I wouldn't use SEL4 as an argument. It is completely unreasonable to build a production kernel the way they did - it took them ages to get what they had. Google is probably looking to develop features/ move code a lot faster than is possible using their technique.
Good coding practices take no time to implement, you learn it once and you write that way. It is not bullet proof, neither are capabilities. Still, at least they're practical.
I think you miss the point of a microkernel! The point is to keep all your "features" outside of it, and to use it only to implement the core set of functionality necessary to have secure shared access to the hardware. The general L4 concept has proven industry use, so there's no reason you can't take advantage of the already accomplished work on seL4 to bootstrap your own secure OS.
It's true that seL4 is not a magic safety or security bullet; in particular, their FAQ says that they haven't completed extending their proofs to DMA safety via VT-d or SystemMMU on ARM, so DMA-accessing services would have to be separately verified. And its particular feature set may not be appropriate for all situations. But if its API does work for you, it would be foolish not to at least consider using it.
It is really unreasonable to dismiss seL4 simply because it took them a lot of effort to create it. That effort is now done and can be re-used and magnified by further effort.
How about Muen separation kernel in SPARK Ada with automated prover eliminating many classes of undefined behavior? Or C with tools like Frama-C and Astree Analyzer (like SPARK for C)? C++ can't reach the safety of its competition due to more complexity and less tooling.
I thought about it. The reason I left it off is a lack of static analysis, automatic generation of tests, certified compilers, etc. There's tons of FOSS and commercial vendors for doing such things in C with quite a bit for Ada. Whereas, I could find only one or two products for C++ that seemed like it would be really helpful as opposed to just kind of. So, I pivoted my recommendations to go with languages that have huge, tooling ecosystems in academic R&D and commercial. You can certainly use it but might get less value in long term.
Embedded, real-time Java could also be on the list since Java ecosystem has a verification tool for about everything. CompSci loves Java for some reason (probably mandated classes). Yet, verifiable C and SPARK are closer to the metal than embedded Java plus no Oracle risk.

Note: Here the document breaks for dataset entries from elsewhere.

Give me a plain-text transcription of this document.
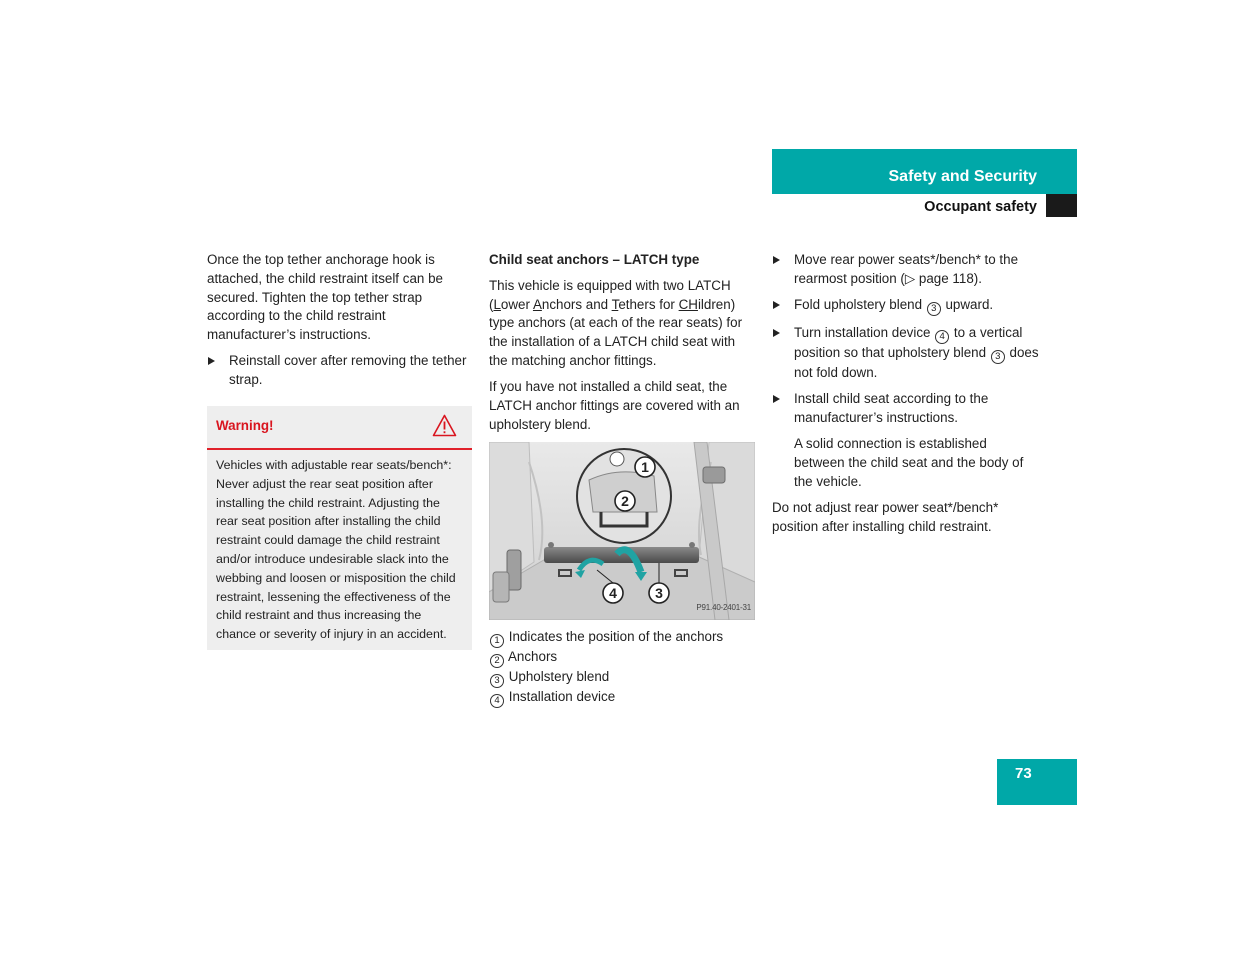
Safety and Security
Occupant safety

Once the top tether anchorage hook is attached, the child restraint itself can be secured. Tighten the top tether strap according to the child restraint manufacturer’s instructions.

Reinstall cover after removing the tether strap.
Warning!
Vehicles with adjustable rear seats/bench*: Never adjust the rear seat position after installing the child restraint. Adjusting the rear seat position after installing the child restraint could damage the child restraint and/or introduce undesirable slack into the webbing and loosen or misposition the child restraint, lessening the effectiveness of the child restraint and thus increasing the chance or severity of injury in an accident.
Child seat anchors – LATCH type

This vehicle is equipped with two LATCH (Lower Anchors and Tethers for CHildren) type anchors (at each of the rear seats) for the installation of a LATCH child seat with the matching anchor fittings.

If you have not installed a child seat, the LATCH anchor fittings are covered with an upholstery blend.

1
2
4	3
P91.40-2401-31
1 Indicates the position of the anchors
2 Anchors
3 Upholstery blend
4 Installation device
Move rear power seats*/bench* to the rearmost position (▷ page 118).
Fold upholstery blend 3 upward.
Turn installation device 4 to a vertical position so that upholstery blend 3 does not fold down.
Install child seat according to the manufacturer’s instructions.

A solid connection is established between the child seat and the body of the vehicle.

Do not adjust rear power seat*/bench* position after installing child restraint.

73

So, left off Java as well.
There is no Oracle risk with Java, when companies play by the rules.
PTC, Aicas, IBM, MicroEJ, Excelcior JET, HP, Cisco, Ricoh, Azul, Red Hat and so many other companies are selling JDKs with their own set of features, without having had any issue with Sun or Oracle.
Only Google has an issue with Oracle, because they decided they were the cool kid better than anyone else whose rules don't apply to.
Because if there was anything proven from years and years of using C, it's that it is woefully insecure and should not be trusted to write a kernel with.
You can still fuck up with C++, sure, but std::shared_ptr offers more guarantees than *.
EDIT: HN stop eating my stars